The Self-Interested Individuals of Wuthering Heights

         Thomas Hobbes was a philosopher of the seventeenth century. His idea of the individual was quite pessimistic. Hobbes' "person" is an autonomous individual that seeks only to further and protect his or her own interests. Therefore, everyone has his or her own interests; and each person works solely to enhance and make progress in gaining those interests. The 1847 novel Wuthering Heights, by Emily Brontė, and the 1954 movie Los Abismos de Pasion, directed by Luis Buńuel, show this particular view of mankind perfectly. All the characters have their own agenda; and, whether they are aware of it or not, they are serving this agenda.

         Ellen Dean is a prime example of a character with a primary goal of "self-interest." Her position as a servant causes her to try to better her position and worth within her "family." She is a busybody who tries to keep herself in everyone's business in order to seek out those opportunities for her to gain some control of the situation. Her wish to slide into the niche left by Hareton's mother to get closer to Hindley (whom I think she had a crush on) is one example of this. She also allows Heathcliff entrance to many situations to which he has been denied entrance. Ellen enables Heathcliff to see Catherine when she is dying as well as when she is dead. Also she keeps quiet at first about the elopement of Isabella and Heathcliff. Each act allows her to stay on the right side of Heathcliff, who is for a time the owner of Wuthering Heights and Thrushcross Grange. Ellen Dean serves her interests by not burning her bridges.

         The Spanish movie of Wuthering Heights, called Los Abismos de Pasion, was another good source of insight into Ellen Dean's or (in the Spanish version) Maria's character. Because the Spanish culture enforces the master of the house idea, we see Maria (Ellen) (Hortensia Santovena) pay more attention to obey Edgardo (Edgar)(Ernesto Alonzo). She stays faithful to Edgardo throughout the movie by informing him of what is going on in his house. Maria tells Edgardo of Catalina (Catherine) (Iraseme Dilian) and Alejandro (Heathcliff) (Jorge Mistral) talking in the kitchen, and she informs him of Isabel (Isabella) (Lilia Prado) leaving right away instead of waiting as Ellen Dean did in the book.
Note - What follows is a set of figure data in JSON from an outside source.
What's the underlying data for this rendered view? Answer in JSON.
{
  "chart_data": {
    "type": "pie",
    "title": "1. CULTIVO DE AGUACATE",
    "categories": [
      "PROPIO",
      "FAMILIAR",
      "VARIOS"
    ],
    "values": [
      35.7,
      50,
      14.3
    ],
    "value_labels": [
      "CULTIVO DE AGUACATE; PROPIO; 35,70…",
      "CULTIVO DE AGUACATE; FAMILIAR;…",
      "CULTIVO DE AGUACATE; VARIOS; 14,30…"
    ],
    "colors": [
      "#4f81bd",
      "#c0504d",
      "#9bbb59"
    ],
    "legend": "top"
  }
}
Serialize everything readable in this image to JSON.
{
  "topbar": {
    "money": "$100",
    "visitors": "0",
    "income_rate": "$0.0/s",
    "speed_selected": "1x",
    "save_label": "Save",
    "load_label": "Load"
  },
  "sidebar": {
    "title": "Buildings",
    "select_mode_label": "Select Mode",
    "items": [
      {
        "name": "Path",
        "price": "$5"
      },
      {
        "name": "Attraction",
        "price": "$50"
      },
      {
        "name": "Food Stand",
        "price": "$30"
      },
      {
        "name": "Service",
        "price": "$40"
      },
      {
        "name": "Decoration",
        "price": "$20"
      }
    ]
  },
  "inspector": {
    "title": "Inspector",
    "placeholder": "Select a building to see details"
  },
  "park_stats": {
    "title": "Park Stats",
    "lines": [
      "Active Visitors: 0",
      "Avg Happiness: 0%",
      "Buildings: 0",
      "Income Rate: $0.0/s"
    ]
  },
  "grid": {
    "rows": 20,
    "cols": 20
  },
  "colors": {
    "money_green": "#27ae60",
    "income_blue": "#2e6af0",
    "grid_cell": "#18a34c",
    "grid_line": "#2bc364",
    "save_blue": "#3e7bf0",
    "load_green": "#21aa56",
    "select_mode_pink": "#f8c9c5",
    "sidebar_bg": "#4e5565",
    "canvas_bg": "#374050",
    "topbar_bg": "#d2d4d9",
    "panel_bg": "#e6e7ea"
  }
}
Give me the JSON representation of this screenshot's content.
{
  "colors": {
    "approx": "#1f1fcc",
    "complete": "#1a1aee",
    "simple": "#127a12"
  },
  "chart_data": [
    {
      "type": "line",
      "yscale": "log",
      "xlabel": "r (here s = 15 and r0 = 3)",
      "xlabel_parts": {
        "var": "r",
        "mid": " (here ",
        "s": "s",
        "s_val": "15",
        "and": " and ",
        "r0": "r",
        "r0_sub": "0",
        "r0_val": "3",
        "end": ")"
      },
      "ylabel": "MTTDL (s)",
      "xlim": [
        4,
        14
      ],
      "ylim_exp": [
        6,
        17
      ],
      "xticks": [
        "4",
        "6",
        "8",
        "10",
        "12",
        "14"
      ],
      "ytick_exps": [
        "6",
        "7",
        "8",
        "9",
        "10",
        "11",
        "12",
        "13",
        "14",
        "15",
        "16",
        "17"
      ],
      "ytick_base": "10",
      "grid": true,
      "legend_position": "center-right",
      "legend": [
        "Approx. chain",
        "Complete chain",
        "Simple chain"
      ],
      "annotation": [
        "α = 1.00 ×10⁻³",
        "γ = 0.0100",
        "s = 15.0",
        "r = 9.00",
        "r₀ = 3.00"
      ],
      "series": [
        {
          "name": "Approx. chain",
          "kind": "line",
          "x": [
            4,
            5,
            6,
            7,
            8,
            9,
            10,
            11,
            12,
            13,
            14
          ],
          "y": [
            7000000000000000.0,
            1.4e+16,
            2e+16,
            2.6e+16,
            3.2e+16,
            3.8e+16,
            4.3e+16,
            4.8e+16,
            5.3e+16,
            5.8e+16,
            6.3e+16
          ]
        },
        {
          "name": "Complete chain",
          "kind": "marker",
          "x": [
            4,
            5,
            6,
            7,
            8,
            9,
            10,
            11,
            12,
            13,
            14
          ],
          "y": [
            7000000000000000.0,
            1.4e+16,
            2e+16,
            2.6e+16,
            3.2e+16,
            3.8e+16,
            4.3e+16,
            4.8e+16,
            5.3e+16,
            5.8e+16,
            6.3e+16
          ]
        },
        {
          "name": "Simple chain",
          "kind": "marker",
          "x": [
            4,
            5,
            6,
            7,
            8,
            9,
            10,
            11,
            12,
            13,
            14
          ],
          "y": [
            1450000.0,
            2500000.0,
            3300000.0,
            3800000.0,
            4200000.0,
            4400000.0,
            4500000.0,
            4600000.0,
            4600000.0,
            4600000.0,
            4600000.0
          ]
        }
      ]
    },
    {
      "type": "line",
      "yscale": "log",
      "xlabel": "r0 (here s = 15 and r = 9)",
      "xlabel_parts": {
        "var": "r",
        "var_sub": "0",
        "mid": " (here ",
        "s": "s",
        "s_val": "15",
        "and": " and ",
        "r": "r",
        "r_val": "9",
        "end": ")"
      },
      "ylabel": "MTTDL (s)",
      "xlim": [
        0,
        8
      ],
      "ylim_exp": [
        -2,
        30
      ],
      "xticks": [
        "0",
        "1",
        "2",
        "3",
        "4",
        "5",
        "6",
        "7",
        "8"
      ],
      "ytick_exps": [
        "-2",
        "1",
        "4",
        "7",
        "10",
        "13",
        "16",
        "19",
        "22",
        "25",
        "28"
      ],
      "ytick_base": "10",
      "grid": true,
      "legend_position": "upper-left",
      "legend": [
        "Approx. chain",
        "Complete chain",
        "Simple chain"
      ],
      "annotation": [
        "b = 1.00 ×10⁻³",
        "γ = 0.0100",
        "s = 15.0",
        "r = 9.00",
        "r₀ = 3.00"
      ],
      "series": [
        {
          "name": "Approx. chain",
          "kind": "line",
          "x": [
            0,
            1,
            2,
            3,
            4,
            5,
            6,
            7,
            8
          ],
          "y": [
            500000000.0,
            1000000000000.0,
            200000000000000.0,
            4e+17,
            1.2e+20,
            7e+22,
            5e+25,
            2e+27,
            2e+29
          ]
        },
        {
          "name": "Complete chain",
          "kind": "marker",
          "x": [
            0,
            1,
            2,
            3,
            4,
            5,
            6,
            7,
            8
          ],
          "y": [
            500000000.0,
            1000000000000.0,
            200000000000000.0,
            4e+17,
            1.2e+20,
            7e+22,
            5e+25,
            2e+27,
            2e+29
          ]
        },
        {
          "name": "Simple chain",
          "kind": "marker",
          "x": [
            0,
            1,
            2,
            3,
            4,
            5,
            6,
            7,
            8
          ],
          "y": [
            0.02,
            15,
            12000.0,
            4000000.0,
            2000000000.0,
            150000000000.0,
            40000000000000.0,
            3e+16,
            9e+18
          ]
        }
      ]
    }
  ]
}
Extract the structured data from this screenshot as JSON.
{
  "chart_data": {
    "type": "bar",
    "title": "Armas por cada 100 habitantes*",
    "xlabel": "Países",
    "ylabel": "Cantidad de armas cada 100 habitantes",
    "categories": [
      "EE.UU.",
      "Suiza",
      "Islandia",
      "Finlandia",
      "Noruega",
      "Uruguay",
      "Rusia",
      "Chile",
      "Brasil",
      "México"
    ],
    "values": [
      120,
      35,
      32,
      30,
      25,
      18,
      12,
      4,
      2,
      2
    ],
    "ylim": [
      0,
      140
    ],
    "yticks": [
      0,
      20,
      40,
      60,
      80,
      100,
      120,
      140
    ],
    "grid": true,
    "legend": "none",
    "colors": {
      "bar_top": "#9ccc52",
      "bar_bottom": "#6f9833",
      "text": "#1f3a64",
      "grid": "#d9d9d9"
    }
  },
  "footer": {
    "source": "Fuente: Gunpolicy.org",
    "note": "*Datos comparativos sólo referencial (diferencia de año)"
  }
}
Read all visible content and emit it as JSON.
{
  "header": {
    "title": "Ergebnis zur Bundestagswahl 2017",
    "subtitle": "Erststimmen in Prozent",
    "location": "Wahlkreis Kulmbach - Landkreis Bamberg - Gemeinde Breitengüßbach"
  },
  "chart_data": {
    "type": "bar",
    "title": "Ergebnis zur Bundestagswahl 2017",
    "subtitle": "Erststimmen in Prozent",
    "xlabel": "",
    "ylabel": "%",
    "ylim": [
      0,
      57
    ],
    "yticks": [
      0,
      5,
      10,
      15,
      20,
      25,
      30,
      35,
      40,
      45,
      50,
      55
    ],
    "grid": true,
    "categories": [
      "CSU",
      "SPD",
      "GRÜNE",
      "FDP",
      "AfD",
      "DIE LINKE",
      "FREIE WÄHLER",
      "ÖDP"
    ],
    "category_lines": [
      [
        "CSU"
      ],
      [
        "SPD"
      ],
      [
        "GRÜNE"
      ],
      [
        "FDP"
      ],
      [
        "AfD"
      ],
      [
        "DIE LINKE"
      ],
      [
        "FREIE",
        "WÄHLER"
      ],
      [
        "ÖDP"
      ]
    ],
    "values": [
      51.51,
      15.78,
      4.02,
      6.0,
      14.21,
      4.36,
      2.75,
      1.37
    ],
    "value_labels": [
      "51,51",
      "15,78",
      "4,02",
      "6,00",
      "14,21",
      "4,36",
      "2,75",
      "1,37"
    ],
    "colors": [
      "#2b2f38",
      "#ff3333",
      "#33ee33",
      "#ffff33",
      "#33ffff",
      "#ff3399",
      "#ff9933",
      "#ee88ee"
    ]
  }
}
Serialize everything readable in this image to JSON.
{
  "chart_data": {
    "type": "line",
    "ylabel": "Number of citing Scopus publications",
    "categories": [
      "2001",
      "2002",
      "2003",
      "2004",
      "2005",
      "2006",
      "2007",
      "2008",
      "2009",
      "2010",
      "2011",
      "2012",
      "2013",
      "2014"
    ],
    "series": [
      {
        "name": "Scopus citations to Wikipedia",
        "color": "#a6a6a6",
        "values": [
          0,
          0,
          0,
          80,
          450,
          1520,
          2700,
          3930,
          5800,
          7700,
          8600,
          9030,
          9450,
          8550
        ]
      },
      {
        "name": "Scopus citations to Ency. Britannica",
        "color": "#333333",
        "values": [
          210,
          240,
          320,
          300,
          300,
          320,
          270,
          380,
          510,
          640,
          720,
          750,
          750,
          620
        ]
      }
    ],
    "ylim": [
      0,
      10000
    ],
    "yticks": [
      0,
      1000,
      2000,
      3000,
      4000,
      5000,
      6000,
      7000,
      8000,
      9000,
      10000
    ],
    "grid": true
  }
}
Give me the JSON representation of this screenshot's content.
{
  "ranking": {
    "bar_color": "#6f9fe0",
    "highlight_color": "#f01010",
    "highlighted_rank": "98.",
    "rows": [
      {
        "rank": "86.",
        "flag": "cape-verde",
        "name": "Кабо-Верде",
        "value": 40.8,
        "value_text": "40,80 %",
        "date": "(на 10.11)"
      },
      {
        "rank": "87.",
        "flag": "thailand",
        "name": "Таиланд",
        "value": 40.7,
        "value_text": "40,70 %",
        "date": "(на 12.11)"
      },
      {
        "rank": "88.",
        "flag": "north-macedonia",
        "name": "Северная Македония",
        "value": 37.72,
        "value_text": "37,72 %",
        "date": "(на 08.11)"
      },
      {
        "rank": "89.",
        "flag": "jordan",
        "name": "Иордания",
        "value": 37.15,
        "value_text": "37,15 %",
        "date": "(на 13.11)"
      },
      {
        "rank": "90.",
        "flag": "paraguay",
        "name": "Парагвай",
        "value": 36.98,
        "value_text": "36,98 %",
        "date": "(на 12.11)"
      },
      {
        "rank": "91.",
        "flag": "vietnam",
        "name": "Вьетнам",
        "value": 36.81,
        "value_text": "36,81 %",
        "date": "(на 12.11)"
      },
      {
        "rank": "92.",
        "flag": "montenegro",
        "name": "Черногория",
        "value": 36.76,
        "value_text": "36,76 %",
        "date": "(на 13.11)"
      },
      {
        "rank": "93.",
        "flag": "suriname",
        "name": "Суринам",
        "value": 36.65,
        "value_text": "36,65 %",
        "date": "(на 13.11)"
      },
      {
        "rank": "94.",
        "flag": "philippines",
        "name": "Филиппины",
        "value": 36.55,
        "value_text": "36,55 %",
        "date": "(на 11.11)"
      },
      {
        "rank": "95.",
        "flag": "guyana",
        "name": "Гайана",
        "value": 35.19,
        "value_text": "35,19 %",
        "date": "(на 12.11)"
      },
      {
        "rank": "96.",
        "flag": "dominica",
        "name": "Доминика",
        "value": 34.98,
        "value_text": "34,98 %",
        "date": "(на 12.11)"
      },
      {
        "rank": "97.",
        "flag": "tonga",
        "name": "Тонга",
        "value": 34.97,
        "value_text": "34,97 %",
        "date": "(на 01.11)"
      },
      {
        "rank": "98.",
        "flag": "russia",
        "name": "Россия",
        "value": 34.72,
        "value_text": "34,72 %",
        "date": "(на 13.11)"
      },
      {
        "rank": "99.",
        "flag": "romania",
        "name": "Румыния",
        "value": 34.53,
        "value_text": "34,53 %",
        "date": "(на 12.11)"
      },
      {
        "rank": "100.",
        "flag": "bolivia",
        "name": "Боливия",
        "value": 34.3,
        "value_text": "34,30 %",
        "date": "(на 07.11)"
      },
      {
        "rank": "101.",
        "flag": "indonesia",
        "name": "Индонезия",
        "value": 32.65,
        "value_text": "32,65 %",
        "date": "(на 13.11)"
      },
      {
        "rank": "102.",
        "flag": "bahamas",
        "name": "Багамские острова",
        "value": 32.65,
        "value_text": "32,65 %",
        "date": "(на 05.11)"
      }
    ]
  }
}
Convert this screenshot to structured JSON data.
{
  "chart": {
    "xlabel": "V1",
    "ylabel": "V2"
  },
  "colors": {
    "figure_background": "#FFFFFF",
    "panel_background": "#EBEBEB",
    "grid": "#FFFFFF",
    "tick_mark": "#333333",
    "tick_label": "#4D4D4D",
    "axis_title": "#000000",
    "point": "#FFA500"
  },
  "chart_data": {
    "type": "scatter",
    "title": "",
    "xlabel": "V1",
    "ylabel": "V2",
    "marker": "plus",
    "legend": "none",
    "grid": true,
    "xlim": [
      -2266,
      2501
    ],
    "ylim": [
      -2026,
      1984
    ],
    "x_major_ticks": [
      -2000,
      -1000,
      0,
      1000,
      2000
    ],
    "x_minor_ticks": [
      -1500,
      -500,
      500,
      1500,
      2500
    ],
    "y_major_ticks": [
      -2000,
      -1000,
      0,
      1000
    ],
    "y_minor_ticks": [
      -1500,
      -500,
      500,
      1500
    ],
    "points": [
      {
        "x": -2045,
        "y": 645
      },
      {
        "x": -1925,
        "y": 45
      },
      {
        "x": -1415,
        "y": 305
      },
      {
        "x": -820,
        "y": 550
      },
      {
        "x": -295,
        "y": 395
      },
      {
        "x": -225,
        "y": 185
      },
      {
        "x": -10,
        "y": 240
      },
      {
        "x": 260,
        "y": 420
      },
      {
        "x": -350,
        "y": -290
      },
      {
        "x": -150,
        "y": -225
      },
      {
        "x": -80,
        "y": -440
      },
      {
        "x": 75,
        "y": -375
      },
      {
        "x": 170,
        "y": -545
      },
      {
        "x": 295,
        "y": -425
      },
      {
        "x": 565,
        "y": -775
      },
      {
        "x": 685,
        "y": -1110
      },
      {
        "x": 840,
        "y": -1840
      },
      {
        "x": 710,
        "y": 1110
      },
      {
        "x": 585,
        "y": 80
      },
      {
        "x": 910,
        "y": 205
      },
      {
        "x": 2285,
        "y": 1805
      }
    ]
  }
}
Also when Alejandro sees Catalina in the final scene when she is dying, Maria leaves them alone but returns in no time with Master Edgardo.

         She stays true to Spanish culture and the master of the house; however, this version of the movie plays a great deal on her quality of being a busybody. She is almost in every scene that she could logically be in. If one pays close attention, one will always discover she is in the background listening to the main characters speak. There are two good examples of this. The first is evident when Catalina and Isabel are talking of Alejandro, and the second occurs when Edgardo and Catalina talk of Alejandro. In both scenes, one will find Maria in the background pretending to clean. The very next scene she is usually seen stating her own opinion of what should happen. When Isabel leaves Catalina, Maria stops her in the hallway to tell her that she thinks Isabel should listen to Catalina. In Spanish culture Maria is showed as a self-interested individual again. She knows who the master is; and she follows the master's rules, even if that leads to her being called a traitor by the mistress of the house.

         Ellen Dean, along with the other characters in Wuthering Heights has, what some would call, selfishness. However, Thomas Hobbes claims that this is the state of every individual. Humans, as he would say, are autonomous individuals that seek only to further and protect their own interests. Therefore, one should not dislike the characters in Wuthering Heights because of their actions and perceptions. Instead one should take into account that this is the nature of human beings in general and that Emily Brontë has only brought it out to an extreme for us to see.